Warm up= arm swings/rotations, knee highs and side to side lunges with overhead press, 10 abmat situps with arms straight (to help as abs still hurt aarrgghh) feet unachored butterfly, 10 abmat back extensions, 10 dislocates, 10 ohsquats.
SATURDAY 100116
With a continuously running clock, squat for 60 seconds. Subtract the number of squats completed from 60, and do that many pull-ups in minute two. In minute three, squat again, subtracting the number completed from 60. Do that number of push-ups in minute four. Minute five is squatting again, and minute six pull-ups.
The pattern is squats, pull-ups, squats, push-ups, squats, pull-ups, etc. The goal is to stay within the workout’s formula for as long as possible.
Don’t do more than 60 squats in any round.

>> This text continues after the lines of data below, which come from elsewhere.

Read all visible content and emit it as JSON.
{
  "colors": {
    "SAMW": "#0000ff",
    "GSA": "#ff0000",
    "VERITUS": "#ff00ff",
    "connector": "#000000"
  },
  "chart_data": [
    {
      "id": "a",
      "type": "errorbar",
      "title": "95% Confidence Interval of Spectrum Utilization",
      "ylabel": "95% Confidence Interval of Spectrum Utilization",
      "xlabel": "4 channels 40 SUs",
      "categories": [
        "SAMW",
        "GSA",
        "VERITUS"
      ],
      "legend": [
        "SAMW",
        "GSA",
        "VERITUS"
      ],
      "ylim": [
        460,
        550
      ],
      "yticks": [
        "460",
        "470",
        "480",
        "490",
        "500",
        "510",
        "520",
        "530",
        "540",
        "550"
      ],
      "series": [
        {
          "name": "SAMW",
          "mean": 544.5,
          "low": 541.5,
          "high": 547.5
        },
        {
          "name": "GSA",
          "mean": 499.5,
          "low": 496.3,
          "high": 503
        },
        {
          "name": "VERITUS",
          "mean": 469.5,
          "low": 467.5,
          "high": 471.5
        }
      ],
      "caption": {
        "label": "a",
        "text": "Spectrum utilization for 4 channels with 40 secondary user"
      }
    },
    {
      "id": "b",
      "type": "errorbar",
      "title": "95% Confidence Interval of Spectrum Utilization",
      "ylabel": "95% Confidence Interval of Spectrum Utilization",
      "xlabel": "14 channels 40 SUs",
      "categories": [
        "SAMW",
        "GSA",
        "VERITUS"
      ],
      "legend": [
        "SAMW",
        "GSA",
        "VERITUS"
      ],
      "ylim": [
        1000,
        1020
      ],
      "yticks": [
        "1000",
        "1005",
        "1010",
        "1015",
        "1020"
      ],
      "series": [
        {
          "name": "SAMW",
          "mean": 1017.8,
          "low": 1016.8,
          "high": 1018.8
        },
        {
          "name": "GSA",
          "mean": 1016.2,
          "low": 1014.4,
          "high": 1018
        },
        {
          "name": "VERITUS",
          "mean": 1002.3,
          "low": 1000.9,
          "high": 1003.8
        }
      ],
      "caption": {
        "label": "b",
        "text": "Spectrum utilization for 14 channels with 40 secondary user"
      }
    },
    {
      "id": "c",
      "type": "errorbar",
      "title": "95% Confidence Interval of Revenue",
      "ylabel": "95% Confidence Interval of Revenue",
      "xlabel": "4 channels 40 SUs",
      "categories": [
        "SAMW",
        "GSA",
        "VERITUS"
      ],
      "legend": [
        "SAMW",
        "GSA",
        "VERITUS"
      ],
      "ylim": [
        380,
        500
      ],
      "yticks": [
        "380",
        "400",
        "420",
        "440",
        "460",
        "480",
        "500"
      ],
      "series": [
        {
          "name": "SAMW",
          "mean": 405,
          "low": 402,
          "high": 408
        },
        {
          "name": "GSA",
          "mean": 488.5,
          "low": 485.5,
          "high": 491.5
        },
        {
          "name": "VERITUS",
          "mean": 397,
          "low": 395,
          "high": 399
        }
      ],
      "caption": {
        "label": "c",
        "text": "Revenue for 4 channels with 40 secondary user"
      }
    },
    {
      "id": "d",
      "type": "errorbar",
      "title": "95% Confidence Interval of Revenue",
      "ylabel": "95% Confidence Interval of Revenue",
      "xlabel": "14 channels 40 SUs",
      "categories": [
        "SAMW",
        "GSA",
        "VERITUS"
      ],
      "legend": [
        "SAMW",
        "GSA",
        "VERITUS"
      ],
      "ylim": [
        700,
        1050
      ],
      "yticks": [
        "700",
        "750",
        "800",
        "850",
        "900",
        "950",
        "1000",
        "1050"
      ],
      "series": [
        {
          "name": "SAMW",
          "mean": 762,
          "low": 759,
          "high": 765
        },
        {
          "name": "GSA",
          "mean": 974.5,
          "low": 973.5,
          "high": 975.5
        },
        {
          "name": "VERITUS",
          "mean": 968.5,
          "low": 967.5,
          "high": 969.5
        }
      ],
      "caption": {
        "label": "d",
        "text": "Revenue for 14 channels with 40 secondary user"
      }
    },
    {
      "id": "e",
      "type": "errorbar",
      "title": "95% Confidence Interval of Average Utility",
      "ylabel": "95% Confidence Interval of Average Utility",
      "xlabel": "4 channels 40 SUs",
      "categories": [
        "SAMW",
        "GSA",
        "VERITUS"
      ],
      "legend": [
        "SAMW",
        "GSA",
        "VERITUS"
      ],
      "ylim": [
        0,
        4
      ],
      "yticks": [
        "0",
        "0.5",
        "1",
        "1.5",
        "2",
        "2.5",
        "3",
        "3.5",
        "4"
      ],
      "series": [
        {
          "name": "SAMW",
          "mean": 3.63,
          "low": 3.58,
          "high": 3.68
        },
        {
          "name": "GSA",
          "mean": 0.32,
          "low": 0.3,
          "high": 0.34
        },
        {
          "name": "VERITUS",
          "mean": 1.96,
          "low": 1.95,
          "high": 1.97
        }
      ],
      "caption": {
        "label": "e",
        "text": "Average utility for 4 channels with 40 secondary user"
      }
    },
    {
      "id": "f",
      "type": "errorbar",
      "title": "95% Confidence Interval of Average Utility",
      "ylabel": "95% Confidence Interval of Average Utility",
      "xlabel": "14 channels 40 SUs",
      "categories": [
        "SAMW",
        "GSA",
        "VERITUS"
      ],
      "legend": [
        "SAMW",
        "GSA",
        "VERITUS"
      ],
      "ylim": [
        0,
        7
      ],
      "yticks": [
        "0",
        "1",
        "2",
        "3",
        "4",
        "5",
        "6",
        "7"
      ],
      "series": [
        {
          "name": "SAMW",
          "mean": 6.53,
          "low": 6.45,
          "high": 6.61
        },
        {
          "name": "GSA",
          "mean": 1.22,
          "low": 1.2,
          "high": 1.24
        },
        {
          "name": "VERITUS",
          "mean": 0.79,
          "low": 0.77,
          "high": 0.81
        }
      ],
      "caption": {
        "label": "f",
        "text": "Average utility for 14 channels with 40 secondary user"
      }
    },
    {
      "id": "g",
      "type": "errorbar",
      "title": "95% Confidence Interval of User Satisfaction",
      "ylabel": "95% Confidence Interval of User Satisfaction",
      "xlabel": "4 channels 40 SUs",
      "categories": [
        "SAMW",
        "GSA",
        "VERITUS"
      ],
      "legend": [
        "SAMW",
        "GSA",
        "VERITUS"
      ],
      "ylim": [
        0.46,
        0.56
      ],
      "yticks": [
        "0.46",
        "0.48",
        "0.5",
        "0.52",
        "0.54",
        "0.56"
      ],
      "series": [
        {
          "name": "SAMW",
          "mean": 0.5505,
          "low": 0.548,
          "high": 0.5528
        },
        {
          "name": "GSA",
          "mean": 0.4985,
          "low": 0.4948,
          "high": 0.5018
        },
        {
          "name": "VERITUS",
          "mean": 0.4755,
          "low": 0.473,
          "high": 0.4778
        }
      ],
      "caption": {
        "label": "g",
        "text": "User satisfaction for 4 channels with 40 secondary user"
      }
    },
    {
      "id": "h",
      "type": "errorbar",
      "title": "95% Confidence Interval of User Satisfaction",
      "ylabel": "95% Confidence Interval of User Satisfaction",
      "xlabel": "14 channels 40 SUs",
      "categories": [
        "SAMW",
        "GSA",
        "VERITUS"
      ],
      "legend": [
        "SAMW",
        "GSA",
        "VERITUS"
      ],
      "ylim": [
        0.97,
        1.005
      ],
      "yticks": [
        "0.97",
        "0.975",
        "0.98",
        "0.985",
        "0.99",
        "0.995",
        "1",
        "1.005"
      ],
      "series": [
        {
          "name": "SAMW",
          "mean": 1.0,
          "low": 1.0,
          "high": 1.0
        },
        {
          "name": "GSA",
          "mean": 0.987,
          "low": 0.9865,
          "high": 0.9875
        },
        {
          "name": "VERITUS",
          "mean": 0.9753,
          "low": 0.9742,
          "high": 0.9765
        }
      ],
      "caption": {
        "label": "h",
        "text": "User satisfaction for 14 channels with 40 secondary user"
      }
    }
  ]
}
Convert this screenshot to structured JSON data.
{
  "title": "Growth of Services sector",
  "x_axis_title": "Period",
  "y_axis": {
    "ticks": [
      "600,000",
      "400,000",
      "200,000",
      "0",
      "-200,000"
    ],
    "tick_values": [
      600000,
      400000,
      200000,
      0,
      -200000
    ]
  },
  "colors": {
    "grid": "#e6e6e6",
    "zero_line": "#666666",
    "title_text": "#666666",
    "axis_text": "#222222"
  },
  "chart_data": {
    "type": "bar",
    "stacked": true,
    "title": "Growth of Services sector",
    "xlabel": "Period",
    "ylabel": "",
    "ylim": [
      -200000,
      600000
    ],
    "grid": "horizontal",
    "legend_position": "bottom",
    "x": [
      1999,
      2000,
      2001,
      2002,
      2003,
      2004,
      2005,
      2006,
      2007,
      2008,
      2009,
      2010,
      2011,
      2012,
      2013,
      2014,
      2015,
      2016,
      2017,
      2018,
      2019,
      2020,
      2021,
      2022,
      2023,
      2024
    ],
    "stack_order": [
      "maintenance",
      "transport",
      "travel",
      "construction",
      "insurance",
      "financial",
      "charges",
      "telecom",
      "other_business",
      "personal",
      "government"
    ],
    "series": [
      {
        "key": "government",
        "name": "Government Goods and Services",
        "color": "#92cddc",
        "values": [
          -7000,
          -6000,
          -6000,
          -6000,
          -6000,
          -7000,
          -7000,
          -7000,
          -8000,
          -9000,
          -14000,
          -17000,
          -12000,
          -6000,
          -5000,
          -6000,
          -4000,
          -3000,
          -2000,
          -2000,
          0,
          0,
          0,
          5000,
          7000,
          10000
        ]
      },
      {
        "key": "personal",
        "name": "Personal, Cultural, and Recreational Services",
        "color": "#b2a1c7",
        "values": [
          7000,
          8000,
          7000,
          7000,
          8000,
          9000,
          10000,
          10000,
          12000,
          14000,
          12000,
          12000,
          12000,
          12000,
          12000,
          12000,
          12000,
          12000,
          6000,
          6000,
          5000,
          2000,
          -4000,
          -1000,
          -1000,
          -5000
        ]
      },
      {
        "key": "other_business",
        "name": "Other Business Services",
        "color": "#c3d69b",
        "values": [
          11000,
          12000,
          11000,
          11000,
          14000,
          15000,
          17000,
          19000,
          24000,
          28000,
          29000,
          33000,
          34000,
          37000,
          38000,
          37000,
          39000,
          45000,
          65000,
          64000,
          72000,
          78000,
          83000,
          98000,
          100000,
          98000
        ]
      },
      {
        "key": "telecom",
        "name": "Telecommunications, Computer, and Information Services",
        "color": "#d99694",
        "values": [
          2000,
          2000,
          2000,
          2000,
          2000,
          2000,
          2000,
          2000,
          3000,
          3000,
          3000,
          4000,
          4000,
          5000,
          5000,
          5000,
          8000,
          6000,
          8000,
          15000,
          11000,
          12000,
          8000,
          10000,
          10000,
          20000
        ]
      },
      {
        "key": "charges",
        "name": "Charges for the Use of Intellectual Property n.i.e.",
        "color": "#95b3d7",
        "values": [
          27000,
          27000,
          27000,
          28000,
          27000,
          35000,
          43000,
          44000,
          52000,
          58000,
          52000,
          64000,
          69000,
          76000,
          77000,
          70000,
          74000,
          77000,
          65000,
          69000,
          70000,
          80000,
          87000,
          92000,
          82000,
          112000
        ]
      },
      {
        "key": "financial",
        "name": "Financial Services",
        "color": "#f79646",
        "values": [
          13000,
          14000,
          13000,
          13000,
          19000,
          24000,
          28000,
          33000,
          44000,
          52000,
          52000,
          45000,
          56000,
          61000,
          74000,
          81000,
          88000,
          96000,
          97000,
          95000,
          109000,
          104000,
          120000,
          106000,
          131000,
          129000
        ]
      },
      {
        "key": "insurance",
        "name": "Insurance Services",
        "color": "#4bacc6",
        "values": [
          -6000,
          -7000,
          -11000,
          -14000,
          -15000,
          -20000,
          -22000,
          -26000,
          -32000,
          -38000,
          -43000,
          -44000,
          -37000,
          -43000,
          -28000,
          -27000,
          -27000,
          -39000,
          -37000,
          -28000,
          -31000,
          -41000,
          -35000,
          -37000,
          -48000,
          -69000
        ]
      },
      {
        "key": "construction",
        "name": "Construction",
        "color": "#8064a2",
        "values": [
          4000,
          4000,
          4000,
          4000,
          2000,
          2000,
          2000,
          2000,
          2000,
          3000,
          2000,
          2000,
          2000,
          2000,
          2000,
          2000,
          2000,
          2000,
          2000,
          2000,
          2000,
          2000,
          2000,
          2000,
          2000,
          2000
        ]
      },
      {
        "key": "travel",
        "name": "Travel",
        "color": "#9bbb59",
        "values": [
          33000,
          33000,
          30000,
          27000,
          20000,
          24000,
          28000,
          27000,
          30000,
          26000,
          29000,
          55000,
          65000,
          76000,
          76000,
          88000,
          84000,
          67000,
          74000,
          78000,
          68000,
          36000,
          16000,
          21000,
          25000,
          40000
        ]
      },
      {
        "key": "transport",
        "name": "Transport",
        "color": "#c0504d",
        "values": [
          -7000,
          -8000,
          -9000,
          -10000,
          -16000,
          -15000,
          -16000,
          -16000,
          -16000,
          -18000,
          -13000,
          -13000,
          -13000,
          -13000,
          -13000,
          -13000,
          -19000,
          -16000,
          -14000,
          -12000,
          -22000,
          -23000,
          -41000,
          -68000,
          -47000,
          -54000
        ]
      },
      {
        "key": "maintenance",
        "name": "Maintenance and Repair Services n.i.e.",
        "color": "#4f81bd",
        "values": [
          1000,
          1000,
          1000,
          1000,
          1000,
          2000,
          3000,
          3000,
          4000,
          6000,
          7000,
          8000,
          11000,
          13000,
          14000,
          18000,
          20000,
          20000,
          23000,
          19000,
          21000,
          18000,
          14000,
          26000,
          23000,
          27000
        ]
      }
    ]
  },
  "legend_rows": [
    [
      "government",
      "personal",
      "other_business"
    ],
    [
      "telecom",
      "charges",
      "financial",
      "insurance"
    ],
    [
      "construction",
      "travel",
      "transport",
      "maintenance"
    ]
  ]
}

In any case, stay moving for 12 minutes.
Rd 1 Sq 30, PU 15, Sq 22, PU 12
Rd 2 Sq 22, PU 13, Sq 20, PU 10
Rd 1 Sq 18, PU 11, Sq 17, PU 10
Total 200 - Sq 129, Pull ups (blue band assisted with fett about 18" apart) 39, Push ups (against mid thigh bar) 32
Well what can I say but OMG!!!!!
This was tough, tough, tough - fast squats are not my thing me thinks. First time doing it so not that bad I guess but lots to improve on.
It was pretty intense but I recovered quicker than I thought so fitness must be improving.